WATCH: Our Chicago Part 1
"When we are leading with our strength, often that means that we're avoiding and denying what we're really feeling on the inside. We're not paying attention to those feelings of distress, and when we don't pay attention to and adequately cope with those feelings, they can lead to negative mental and physical health outcomes," according to Dr. Inger Burnett-Zeigler, clinical psychologist and associate professor in the department of Psychiatry and Behavioral Sciences at Northwestern University.
Dr. Burnett-Zeigler addressed this problem and offered solutions in her new book, "Nobody Knows the Trouble I've Seen: The Emotional Lives of Black Women." She said 80% of African American women experience trauma of some sort.
"It can be anything from childhood physical, sexual abuse or neglect, intimate partner violence, traumatic loss through death or separation, dealing with a chronic health condition, race-based trauma including micro-aggressions that people are experiencing in the workplace and otherwise on a day-to-day basis," Dr. Burnett-Zeigler said.
WATCH: Our Chicago Part 2
Many teenagers are trying to learn while coping with violence, trauma and other issues going on in their homes or neighborhoods.
Working on Womanhood -- now in it's tenth year -- provides programs for about 2,400 girls in dozens of Chicago schools. The goal is to address their social-emotional needs so they can succeed in life.

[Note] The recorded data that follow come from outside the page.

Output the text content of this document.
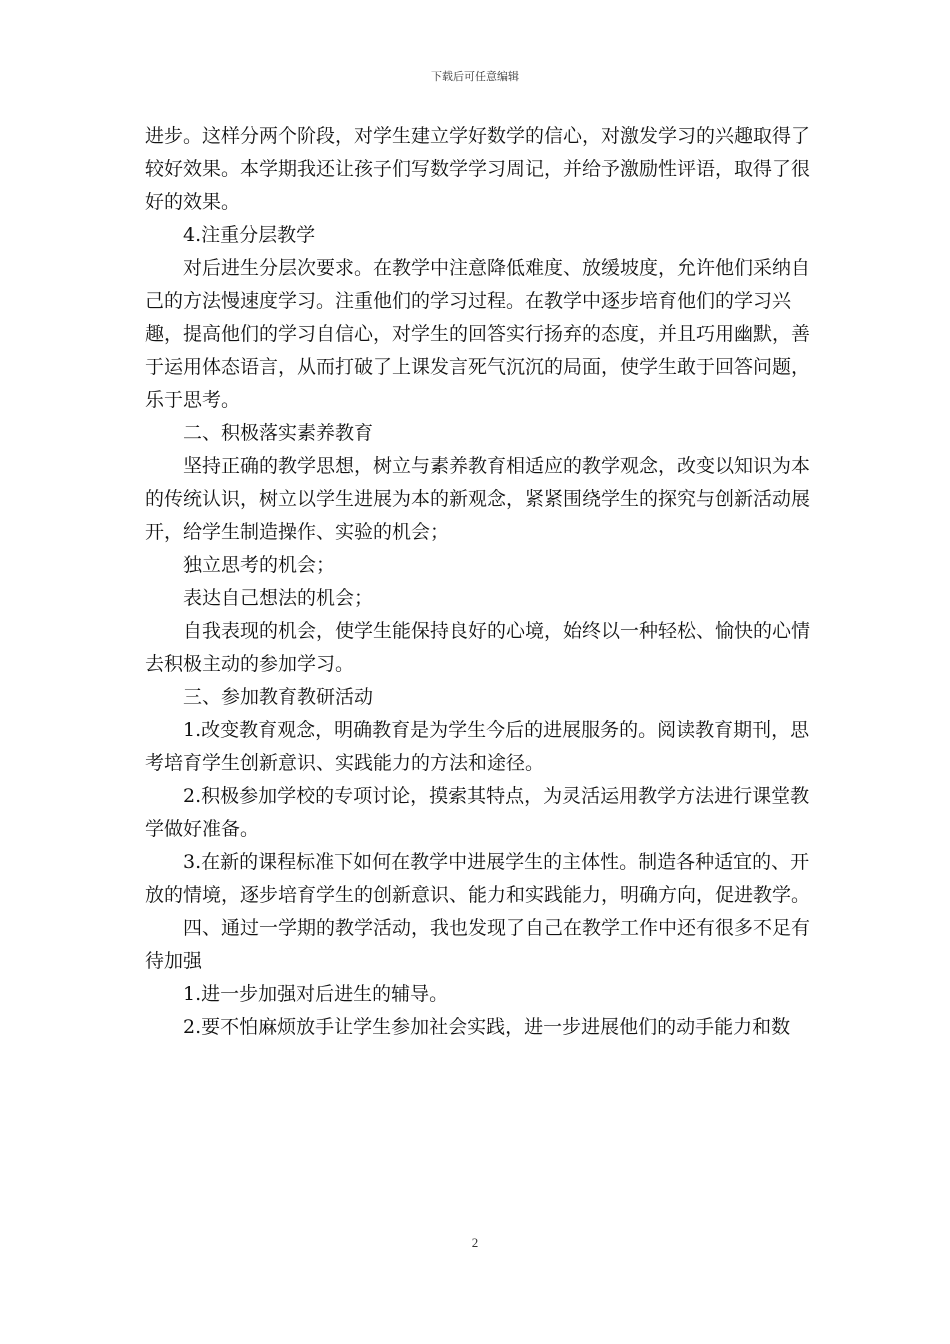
下载后可任意编辑

进步。这样分两个阶段，对学生建立学好数学的信心，对激发学习的兴趣取得了较好效果。本学期我还让孩子们写数学学习周记，并给予激励性评语，取得了很好的效果。

4.注重分层教学

对后进生分层次要求。在教学中注意降低难度、放缓坡度，允许他们采纳自己的方法慢速度学习。注重他们的学习过程。在教学中逐步培育他们的学习兴趣，提高他们的学习自信心，对学生的回答实行扬弃的态度，并且巧用幽默，善于运用体态语言，从而打破了上课发言死气沉沉的局面，使学生敢于回答问题，乐于思考。

二、积极落实素养教育

坚持正确的教学思想，树立与素养教育相适应的教学观念，改变以知识为本的传统认识，树立以学生进展为本的新观念，紧紧围绕学生的探究与创新活动展开，给学生制造操作、实验的机会；

独立思考的机会；

表达自己想法的机会；

自我表现的机会，使学生能保持良好的心境，始终以一种轻松、愉快的心情去积极主动的参加学习。

三、参加教育教研活动

1.改变教育观念，明确教育是为学生今后的进展服务的。阅读教育期刊，思考培育学生创新意识、实践能力的方法和途径。

2.积极参加学校的专项讨论，摸索其特点，为灵活运用教学方法进行课堂教学做好准备。

3.在新的课程标准下如何在教学中进展学生的主体性。制造各种适宜的、开放的情境，逐步培育学生的创新意识、能力和实践能力，明确方向，促进教学。

四、通过一学期的教学活动，我也发现了自己在教学工作中还有很多不足有待加强

1.进一步加强对后进生的辅导。

2.要不怕麻烦放手让学生参加社会实践，进一步进展他们的动手能力和数

2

Ngozi Harris is a training manager for Working on Womanhood. She said they are often asked if they are going to help the girls become ladies,
"It's really not about that. It's about helping them own their narrative, decide who they want to be, and then show up in the world as that," Harris said. "You don't arrive at womanhood, you continuously work at it."
Harris said their counselors join the girls for that journey.